I am wanting to build a world with a strong retail presence, and became interested in the Information Desk at Selfridge's.
This was not the simple standard store information desk, where you ask directions or make enquiries regarding the store itself. Nope, apparently, this information desk, was an information desk for all information, like the old-timey equivalent of Google, but not where you'd expect it.
Selfridge's is a famous department store in London. Anyway, on the TV show Mr. Selfridge, set in the 1910s, based on the founder of the store, the store's Information Bureau allowed one to "discreetly enquire" regarding a person's debt, where they'd been across Europe, as well as more mundane requests such as a translation for French phrase. (The desk ran much longer than the 1910s, at least through the 1930s).

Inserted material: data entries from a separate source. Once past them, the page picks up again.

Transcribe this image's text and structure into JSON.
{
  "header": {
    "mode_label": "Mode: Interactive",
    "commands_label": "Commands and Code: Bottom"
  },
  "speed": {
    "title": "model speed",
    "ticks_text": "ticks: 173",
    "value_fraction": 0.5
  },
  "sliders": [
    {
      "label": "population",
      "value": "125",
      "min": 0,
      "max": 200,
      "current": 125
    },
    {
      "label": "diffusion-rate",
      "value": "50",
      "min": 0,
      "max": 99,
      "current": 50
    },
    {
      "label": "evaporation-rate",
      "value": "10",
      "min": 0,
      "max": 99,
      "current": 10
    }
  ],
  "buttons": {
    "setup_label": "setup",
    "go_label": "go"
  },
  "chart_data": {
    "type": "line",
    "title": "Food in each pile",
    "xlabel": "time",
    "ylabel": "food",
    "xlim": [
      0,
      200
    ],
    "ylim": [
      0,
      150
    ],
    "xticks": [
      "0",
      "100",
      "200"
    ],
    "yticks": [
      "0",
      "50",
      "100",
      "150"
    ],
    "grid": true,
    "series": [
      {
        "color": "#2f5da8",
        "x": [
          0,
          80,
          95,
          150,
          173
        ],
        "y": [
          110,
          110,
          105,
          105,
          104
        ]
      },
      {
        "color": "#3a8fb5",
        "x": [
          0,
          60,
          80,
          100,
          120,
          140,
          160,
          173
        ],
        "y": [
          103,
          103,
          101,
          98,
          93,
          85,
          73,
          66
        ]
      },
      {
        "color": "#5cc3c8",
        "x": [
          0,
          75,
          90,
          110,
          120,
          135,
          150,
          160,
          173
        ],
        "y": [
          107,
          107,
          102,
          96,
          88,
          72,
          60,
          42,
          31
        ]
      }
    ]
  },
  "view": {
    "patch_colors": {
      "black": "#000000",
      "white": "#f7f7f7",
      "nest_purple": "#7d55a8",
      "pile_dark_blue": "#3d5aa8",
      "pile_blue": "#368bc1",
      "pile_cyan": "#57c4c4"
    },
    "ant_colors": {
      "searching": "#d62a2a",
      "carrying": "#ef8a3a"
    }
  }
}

According this article, their "information bureau" answered questions on everything "from the age of the King to tricky Times crossword puzzle clues." If they didn't have the answer, they could tell you where to get it. And in this one: "For years the store ran its own private Information Bureau, equipped with more books than the average local library and a trained staff dedicated to finding answers to literally any question a customer might put to them." The idea was, no matter what the question, this desk would find you an answer.
I am totally fascinated by this, and want to build something similar in my world (it seems akin to low-level detective work, in some cases), but I need to know more about how out-of-place "information desks" may have worked this way in our world in order to sync it with reality. I am looking for ANY "all information" research desk (not just the one at Selfridge's) that was in an unexpected place. Selfridge's was the one that came to mind, but I am sure that there are others out there. I was hoping that there might be other examples of "out-of-place" or unexpected research desks. Although, will say, want to make it in a retail setting. Does anyone know how they might have worked and could point me in the right direction?
Just for reference, I am building this in a time period not unlike the Renaissance, but with better access to books and printing (more akin to WWI era in that respect) but without radio. So I want to build an "all information" desk, using real-life analogues to start with.